Cesarean section, in this study, was an independent risk factor of not only hospitalization and oxygen supplementation, but also RDS (table 3-5). This result is supported by a recent meta-analysis. The authors reported that cesarean section was associated with an increased risk of neonatal RDS [37], with the underlying reason being the release of catecholamine [38]. A high concentration of catecholamine in newborn infants promotes lung fluid absorption, and increases the release of surfactants [39]. Hence, cesarean section increases the risk for RDS in LPI, which in turn, increases the risk of hospitalization and oxygen supplementation. Additionally, in comparison to gestational age ≥ 35 weeks, gestational age < 35 weeks increased the risk of hospitalization, hyperbilirubinemia and RDS. Thus, LPI of gestational age < 35 weeks are at more risk than those at gestational age ≥ 35 weeks. Similarly, compared to birthweight ≥ 2500 g, birth weight < 2500 g increases the risk of hospitalization and RDS. As such, these late preterm infants would need more attention.

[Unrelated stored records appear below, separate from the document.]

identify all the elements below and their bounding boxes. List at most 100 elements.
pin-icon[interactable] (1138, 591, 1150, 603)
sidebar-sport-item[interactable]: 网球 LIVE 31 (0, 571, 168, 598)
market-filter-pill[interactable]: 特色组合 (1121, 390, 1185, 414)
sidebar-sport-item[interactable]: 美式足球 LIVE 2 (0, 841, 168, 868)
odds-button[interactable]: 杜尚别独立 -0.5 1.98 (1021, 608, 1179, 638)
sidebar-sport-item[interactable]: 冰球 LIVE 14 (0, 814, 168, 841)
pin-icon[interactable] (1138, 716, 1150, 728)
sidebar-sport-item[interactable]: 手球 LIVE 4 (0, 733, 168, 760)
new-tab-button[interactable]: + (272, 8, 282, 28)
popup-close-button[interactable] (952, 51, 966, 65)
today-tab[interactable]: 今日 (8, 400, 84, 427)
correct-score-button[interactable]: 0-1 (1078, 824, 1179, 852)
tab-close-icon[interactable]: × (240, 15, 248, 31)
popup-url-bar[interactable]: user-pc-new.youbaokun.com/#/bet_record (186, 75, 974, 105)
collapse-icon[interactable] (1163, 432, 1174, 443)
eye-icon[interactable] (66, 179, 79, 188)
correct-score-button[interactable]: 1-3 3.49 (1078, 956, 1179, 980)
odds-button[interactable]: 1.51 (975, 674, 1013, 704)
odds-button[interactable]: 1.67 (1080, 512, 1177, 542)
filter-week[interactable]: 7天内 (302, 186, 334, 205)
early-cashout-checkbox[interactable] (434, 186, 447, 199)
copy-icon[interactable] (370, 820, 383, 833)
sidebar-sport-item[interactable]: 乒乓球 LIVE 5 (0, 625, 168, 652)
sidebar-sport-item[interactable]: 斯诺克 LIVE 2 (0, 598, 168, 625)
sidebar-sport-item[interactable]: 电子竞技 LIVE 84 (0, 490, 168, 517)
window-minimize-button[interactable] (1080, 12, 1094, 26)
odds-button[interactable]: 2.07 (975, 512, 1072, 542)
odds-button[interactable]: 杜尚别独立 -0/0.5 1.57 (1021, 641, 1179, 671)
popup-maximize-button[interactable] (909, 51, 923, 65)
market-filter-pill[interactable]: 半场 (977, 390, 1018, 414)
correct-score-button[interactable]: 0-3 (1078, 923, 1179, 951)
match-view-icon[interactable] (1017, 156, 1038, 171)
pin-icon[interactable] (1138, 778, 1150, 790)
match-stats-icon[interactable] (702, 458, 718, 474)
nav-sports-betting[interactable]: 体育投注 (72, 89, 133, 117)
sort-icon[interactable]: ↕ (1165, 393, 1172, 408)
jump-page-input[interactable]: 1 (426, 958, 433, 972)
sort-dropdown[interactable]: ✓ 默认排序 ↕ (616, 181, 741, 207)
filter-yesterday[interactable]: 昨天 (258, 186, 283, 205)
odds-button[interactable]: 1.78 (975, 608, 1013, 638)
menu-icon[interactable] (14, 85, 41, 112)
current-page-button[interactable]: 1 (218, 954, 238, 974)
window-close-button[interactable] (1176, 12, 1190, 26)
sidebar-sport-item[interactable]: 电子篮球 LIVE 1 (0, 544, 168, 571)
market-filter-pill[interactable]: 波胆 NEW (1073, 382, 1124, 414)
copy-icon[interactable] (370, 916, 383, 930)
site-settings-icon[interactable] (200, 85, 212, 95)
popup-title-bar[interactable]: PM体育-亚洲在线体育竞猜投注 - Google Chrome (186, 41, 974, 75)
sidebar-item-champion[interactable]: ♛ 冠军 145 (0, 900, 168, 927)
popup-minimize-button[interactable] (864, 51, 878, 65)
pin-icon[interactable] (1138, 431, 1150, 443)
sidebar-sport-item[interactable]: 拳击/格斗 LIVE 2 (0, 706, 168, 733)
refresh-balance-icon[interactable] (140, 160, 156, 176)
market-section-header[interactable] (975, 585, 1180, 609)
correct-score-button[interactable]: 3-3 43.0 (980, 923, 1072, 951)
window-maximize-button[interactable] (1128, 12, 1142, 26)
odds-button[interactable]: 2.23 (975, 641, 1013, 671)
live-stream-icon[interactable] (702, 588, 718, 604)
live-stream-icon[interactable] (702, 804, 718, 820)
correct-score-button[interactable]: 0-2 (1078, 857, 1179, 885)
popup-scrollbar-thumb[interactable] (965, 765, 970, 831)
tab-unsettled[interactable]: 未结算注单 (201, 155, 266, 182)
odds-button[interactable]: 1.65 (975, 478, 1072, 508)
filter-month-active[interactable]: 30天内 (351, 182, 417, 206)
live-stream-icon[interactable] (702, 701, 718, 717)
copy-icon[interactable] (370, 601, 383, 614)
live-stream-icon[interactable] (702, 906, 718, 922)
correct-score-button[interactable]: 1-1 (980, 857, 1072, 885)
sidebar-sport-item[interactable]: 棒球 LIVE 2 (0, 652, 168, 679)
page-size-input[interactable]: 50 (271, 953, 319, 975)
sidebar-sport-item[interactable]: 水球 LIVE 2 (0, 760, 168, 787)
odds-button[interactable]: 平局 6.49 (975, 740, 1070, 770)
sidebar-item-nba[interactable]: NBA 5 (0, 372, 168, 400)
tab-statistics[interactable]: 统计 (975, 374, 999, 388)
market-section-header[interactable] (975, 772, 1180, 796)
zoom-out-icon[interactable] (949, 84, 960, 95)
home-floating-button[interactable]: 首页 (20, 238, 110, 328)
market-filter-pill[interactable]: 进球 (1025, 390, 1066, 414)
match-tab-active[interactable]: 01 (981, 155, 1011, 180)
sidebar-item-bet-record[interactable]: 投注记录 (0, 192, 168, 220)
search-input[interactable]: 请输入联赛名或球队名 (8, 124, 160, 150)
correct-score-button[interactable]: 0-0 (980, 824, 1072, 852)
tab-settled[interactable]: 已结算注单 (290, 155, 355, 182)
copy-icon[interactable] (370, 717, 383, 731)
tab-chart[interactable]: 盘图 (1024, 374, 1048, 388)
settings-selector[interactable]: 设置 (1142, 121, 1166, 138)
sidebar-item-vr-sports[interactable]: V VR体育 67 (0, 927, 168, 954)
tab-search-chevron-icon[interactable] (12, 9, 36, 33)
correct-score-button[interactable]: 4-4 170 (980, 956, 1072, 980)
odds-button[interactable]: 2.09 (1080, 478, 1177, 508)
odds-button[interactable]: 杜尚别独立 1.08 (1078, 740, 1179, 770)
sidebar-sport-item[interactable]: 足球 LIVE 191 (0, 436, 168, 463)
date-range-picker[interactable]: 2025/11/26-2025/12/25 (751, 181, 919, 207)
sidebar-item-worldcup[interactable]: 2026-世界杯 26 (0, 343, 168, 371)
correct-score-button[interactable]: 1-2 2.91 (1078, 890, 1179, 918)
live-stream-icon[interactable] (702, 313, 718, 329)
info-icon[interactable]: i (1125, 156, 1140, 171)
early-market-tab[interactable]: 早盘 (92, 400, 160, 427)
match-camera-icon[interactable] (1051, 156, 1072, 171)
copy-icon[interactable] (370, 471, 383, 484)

It is worth noting that our present study has limitations. For example, the number of study participants was small. Besides, the study does not include the umbilical cord samples of term infants as control group of the study, although we did a subgroup analysis. Also, we did not measure other vitamins or micronutrients, which possibly might have an impact on the results.